Banking concerns, which could not calm down in the USA, continue to have an impact on asset prices.

While the concern that the credit expansion, which is expected to decrease with the banking sector’s troubles, could put the country into recession, gained strength, the expansion of emergency credit channels came to the fore despite the possibility of the crisis expanding. Minneapolis Fed Chairman Neel Kashkari said at the weekend that the banking crisis increased the risk of a recession in the country.

Although the US Federal Reserve (Fed) Chairman Jerome Powell and some members stated that the issue of interest rate cuts is not on the table this year, the pricing that these developments will stop the interest rate hikes supports the risk appetite.

While money markets continue to price the Fed’s interest rate cut by 100 basis points until the end of the year, it is expected that interest rate cuts will start as of June.

Analysts noted that the news flow about the banking crisis will be in the focus of investors throughout the week, and said that the speeches of Fed members are expected to have an impact on the direction of the markets.

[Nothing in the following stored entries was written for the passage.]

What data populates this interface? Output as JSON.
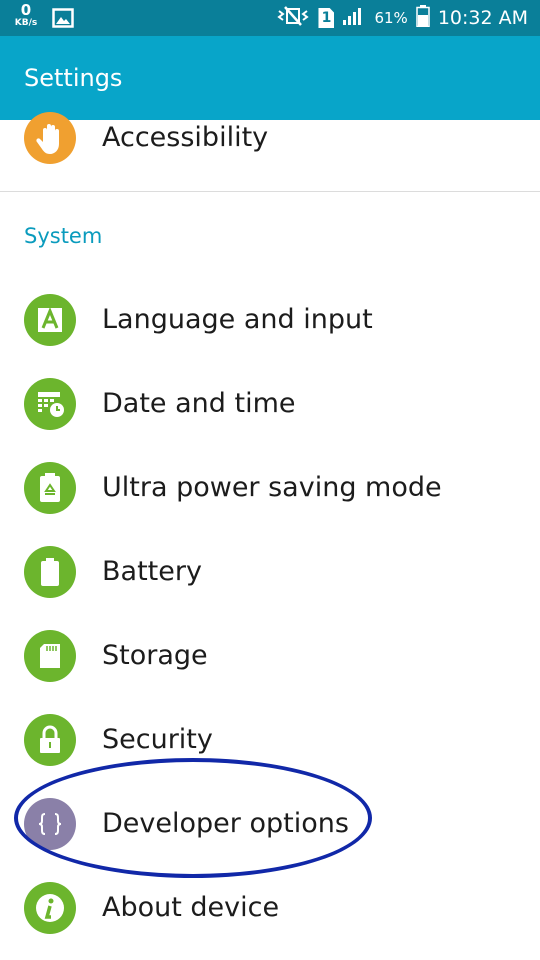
{
  "status_bar": {
    "network_speed": "0",
    "network_speed_unit": "KB/s",
    "sim_slot": "1",
    "battery_percent": "61%",
    "time": "10:32 AM"
  },
  "app_bar": {
    "title": "Settings"
  },
  "accessibility": {
    "label": "Accessibility",
    "icon": "hand-icon"
  },
  "system_section": {
    "header": "System",
    "items": [
      {
        "label": "Language and input",
        "icon": "language-a-icon"
      },
      {
        "label": "Date and time",
        "icon": "calendar-clock-icon"
      },
      {
        "label": "Ultra power saving mode",
        "icon": "battery-recycle-icon"
      },
      {
        "label": "Battery",
        "icon": "battery-icon"
      },
      {
        "label": "Storage",
        "icon": "sd-card-icon"
      },
      {
        "label": "Security",
        "icon": "lock-icon"
      },
      {
        "label": "Developer options",
        "icon": "curly-braces-icon"
      },
      {
        "label": "About device",
        "icon": "info-icon"
      }
    ]
  },
  "colors": {
    "status_bar": "#0a7f99",
    "app_bar": "#08a5c9",
    "section_header": "#0a9bbd",
    "icon_green": "#6cb52d",
    "icon_orange": "#f0a030",
    "icon_purple": "#8a80a8",
    "highlight_ring": "#1128a8"
  }
}
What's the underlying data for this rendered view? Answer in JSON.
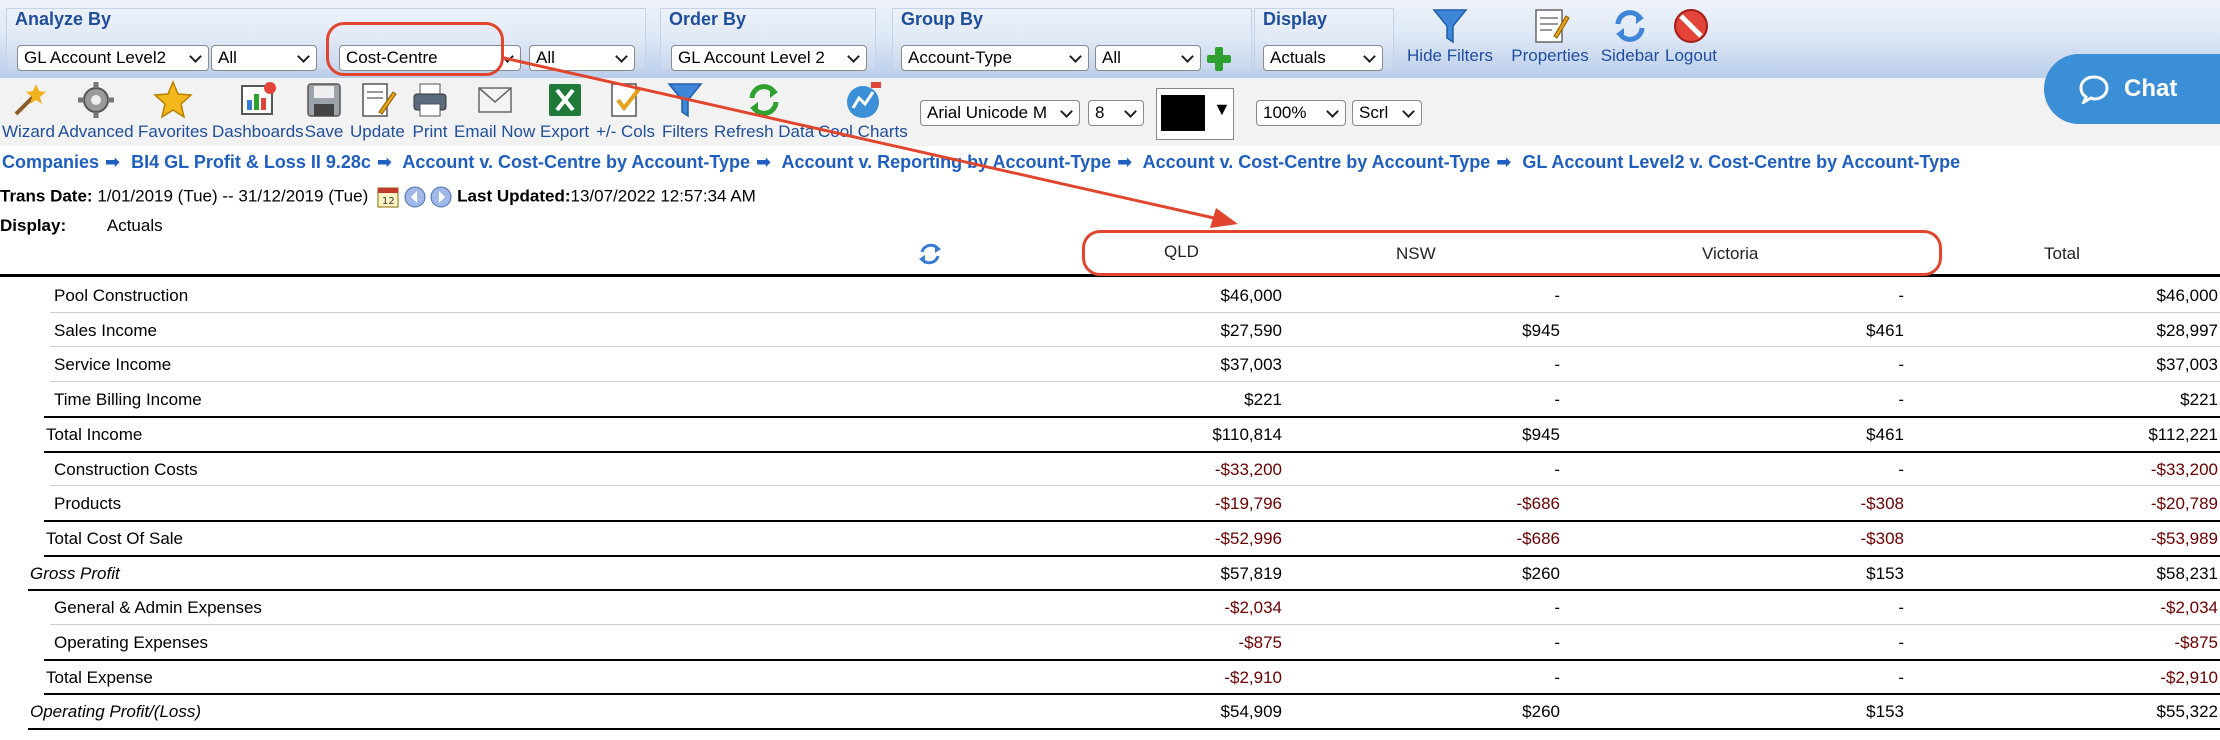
{
  "filters": {
    "analyze_by": {
      "title": "Analyze By",
      "field1": "GL Account Level2",
      "field1_value": "All",
      "field2": "Cost-Centre",
      "field2_value": "All"
    },
    "order_by": {
      "title": "Order By",
      "field": "GL Account Level 2"
    },
    "group_by": {
      "title": "Group By",
      "field": "Account-Type",
      "value": "All"
    },
    "display": {
      "title": "Display",
      "value": "Actuals"
    },
    "actions": [
      "Hide Filters",
      "Properties",
      "Sidebar",
      "Logout"
    ]
  },
  "toolbar": {
    "items": [
      "Wizard",
      "Advanced",
      "Favorites",
      "Dashboards",
      "Save",
      "Update",
      "Print",
      "Email Now",
      "Export",
      "+/- Cols",
      "Filters",
      "Refresh Data",
      "Cool Charts"
    ],
    "font": "Arial Unicode M",
    "font_size": "8",
    "zoom": "100%",
    "scroll": "Scrl"
  },
  "chat": {
    "label": "Chat"
  },
  "breadcrumb": [
    "Companies",
    "BI4 GL Profit & Loss II 9.28c",
    "Account v. Cost-Centre by Account-Type",
    "Account v. Reporting by Account-Type",
    "Account v. Cost-Centre by Account-Type",
    "GL Account Level2 v. Cost-Centre by Account-Type"
  ],
  "info": {
    "trans_date_label": "Trans Date:",
    "trans_date_value": "1/01/2019 (Tue) -- 31/12/2019 (Tue)",
    "last_updated_label": "Last Updated:",
    "last_updated_value": "13/07/2022 12:57:34 AM",
    "display_label": "Display:",
    "display_value": "Actuals"
  },
  "table": {
    "columns": [
      "QLD",
      "NSW",
      "Victoria",
      "Total"
    ],
    "rows": [
      {
        "label": "Pool Construction",
        "values": [
          "$46,000",
          "-",
          "-",
          "$46,000"
        ]
      },
      {
        "label": "Sales Income",
        "values": [
          "$27,590",
          "$945",
          "$461",
          "$28,997"
        ]
      },
      {
        "label": "Service Income",
        "values": [
          "$37,003",
          "-",
          "-",
          "$37,003"
        ]
      },
      {
        "label": "Time Billing Income",
        "values": [
          "$221",
          "-",
          "-",
          "$221"
        ]
      },
      {
        "label": "Total Income",
        "values": [
          "$110,814",
          "$945",
          "$461",
          "$112,221"
        ]
      },
      {
        "label": "Construction Costs",
        "values": [
          "-$33,200",
          "-",
          "-",
          "-$33,200"
        ]
      },
      {
        "label": "Products",
        "values": [
          "-$19,796",
          "-$686",
          "-$308",
          "-$20,789"
        ]
      },
      {
        "label": "Total Cost Of Sale",
        "values": [
          "-$52,996",
          "-$686",
          "-$308",
          "-$53,989"
        ]
      },
      {
        "label": "Gross Profit",
        "values": [
          "$57,819",
          "$260",
          "$153",
          "$58,231"
        ]
      },
      {
        "label": "General & Admin Expenses",
        "values": [
          "-$2,034",
          "-",
          "-",
          "-$2,034"
        ]
      },
      {
        "label": "Operating Expenses",
        "values": [
          "-$875",
          "-",
          "-",
          "-$875"
        ]
      },
      {
        "label": "Total Expense",
        "values": [
          "-$2,910",
          "-",
          "-",
          "-$2,910"
        ]
      },
      {
        "label": "Operating Profit/(Loss)",
        "values": [
          "$54,909",
          "$260",
          "$153",
          "$55,322"
        ]
      }
    ]
  }
}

On the other hand, Russian President Vladimir Putin, in a statement to a television channel at the weekend, stated that they will place tactical nuclear weapons in Belarus, “We will do this without violating our international obligations on non-proliferation.” said.

NATO and the European Union (EU) said they found Russia’s decision to plant tactical nuclear weapons in Belarus “irresponsible”.

While the aforementioned concerns increased the demand for bonds, commodity prices started the week with mixed movements.

The barrel price of Brent oil and the ounce of gold fell by 0.7 percent and 0.3 percent, respectively, while the pound of copper rose 0.4 percent.

On Friday, the S&P 500 index rose 0.56 percent, the Dow Jones index 0.41 percent and the Nasdaq index 0.31 percent in the New York stock exchange. Index futures contracts in the USA started the new week with a rise.


On the European side, the decrease in risks to banks, albeit limited, supports the risk appetite, while the depreciation of Deutsche Bank shares continues, albeit at a slower pace.

Deutsche Bank shares, which had fallen by nearly 30 percent since the start of the banking crisis, closed the day with a decrease of 3.9 percent at 8.7 euros, making up for most of the losses near the closing, although an interim value loss exceeded 11 percent on Friday.

While the European Central Bank (ECB) continues to emphasize that it will do its best to maintain financial stability, German Chancellor Olaf Scholz said Deutsche Bank is a very profitable bank after the sharp depreciation of its shares and there is no need to worry.

With these developments, the DAX 40 index in Germany fell by 1.66 percent, the FTSE 100 index in the UK by 1.26%, the MIB 30 index in Italy by 2.23 percent and the CAC 40 index in France by 1.74 percent on Friday. Index futures contracts in Europe started the new week with an upward trend.


While a sales-dominated trend stands out in Asian stock markets, concerns about the Chinese economy are effective in this course.

The profitability of some companies that announced their balance sheets in the country was below expectations and the 22.9 percent decrease in industrial profitability since the beginning of the year caused the risk appetite in the region to lose strength.

In Japan, the leading indicators index decreased to 96.6.

Close to the closing, Nikkei 225 index decreased by 0.2 percent in Japan, Shanghai composite index decreased by 0.6 percent in China, Kospi index decreased by 0.2 percent in South Korea and Hang Seng index decreased by 1 percent in Hong Kong.

Domestic markets

BIST 100 index in Borsa Istanbul, which followed a sales-weighted course on Friday, closed the day at 5,031.98 points, 0.59 percent below the previous close.

Dollar/TRY is trading at 19.0860 at the opening of the interbank market today, after closing at 19.0701 with an increase of 0.2 percent on Friday.

Analysts stated that today the capacity utilization rate and real sector confidence index in the country, Ifo business index in Germany and Dallas Fed manufacturing industry index in the USA will be followed today, technically, the levels of 5.100 and 5.200 in the BIST 100 index are resistance, 5.000. He noted that the score is in the support position.